FAST-VQA: Efficient End-to-end Video Quality Assessment with Fragment Sampling
Haoning Wu, Chaofeng Chen, Jingwen Hou, Liang Liao, Annan Wang, Wenxiu, Sun, Qiong Yan, Weisi Lin

TL;DR
FAST-VQA introduces an efficient end-to-end video quality assessment method that uses fragment sampling and a specialized network to significantly reduce computational costs while improving accuracy.
Contribution
The paper proposes Grid Mini-patch Sampling and a Fragment Attention Network to enhance VQA efficiency and accuracy, enabling effective high-resolution video assessment with minimal computation.
Findings
Improves state-of-the-art accuracy by around 10%.

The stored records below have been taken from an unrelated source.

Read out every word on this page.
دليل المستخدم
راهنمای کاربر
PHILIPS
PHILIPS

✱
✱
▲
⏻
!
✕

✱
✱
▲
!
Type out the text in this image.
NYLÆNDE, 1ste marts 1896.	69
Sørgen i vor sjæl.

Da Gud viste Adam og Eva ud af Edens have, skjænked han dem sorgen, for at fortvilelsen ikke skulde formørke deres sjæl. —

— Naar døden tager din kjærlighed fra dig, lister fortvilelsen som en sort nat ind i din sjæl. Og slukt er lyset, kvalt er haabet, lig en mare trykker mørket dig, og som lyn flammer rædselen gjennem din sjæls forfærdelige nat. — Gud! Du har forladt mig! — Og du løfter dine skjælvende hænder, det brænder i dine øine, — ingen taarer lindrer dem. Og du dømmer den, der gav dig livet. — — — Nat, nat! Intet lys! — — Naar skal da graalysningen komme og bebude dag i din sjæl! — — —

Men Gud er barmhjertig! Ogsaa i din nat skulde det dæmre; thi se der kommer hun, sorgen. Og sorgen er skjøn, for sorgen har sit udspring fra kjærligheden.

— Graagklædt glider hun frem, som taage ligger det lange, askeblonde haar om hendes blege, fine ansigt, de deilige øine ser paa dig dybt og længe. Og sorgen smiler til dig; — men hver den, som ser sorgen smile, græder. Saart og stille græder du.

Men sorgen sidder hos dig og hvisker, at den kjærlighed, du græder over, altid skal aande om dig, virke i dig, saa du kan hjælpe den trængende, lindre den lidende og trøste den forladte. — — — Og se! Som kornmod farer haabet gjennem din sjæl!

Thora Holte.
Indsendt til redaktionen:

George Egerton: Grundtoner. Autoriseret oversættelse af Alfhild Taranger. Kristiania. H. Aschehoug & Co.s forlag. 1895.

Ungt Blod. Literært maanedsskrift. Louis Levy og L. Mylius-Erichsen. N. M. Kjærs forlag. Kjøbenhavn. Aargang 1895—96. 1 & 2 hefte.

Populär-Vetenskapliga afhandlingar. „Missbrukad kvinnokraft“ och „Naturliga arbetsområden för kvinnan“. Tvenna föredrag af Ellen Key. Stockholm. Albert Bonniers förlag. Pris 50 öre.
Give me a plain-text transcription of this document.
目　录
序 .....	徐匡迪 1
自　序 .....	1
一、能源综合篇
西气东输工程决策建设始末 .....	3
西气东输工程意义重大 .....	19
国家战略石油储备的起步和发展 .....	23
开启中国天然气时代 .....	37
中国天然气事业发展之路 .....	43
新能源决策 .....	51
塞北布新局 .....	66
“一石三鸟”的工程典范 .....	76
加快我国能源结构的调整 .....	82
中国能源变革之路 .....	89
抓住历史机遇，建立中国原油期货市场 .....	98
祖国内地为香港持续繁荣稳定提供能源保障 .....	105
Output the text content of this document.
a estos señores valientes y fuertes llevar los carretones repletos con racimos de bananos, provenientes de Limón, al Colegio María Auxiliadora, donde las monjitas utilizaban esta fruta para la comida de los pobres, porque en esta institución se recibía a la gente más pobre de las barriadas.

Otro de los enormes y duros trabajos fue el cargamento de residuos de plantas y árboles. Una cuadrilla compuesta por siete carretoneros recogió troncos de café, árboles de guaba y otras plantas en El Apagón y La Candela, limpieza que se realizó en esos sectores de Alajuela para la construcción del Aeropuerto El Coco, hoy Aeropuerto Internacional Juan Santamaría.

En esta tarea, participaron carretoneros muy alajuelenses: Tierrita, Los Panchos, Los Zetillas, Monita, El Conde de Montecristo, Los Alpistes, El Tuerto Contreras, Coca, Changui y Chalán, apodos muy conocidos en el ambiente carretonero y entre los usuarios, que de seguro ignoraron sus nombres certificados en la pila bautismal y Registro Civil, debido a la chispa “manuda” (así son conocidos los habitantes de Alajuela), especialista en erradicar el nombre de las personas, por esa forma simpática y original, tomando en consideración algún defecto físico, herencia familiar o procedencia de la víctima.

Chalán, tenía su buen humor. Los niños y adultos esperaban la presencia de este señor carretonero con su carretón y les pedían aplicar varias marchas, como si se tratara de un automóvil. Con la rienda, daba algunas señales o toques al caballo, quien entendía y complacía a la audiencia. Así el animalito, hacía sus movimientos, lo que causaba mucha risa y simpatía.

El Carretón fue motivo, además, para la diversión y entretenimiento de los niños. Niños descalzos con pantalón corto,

Reduces 99.5% FLOPs on 1080P videos.
Maintains good performance across various resolutions.
Abstract
Current deep video quality assessment (VQA) methods are usually with high computational costs when evaluating high-resolution videos. This cost hinders them from learning better video-quality-related representations via end-to-end training. Existing approaches typically consider naive sampling to reduce the computational cost, such as resizing and cropping. However, they obviously corrupt quality-related information in videos and are thus not optimal for learning good representations for VQA. Therefore, there is an eager need to design a new quality-retained sampling scheme for VQA. In this paper, we propose Grid Mini-patch Sampling (GMS), which allows consideration of local quality by sampling patches at their raw resolution and covers global quality with contextual relations via mini-patches sampled in uniform grids. These mini-patches are spliced and aligned temporally, named as…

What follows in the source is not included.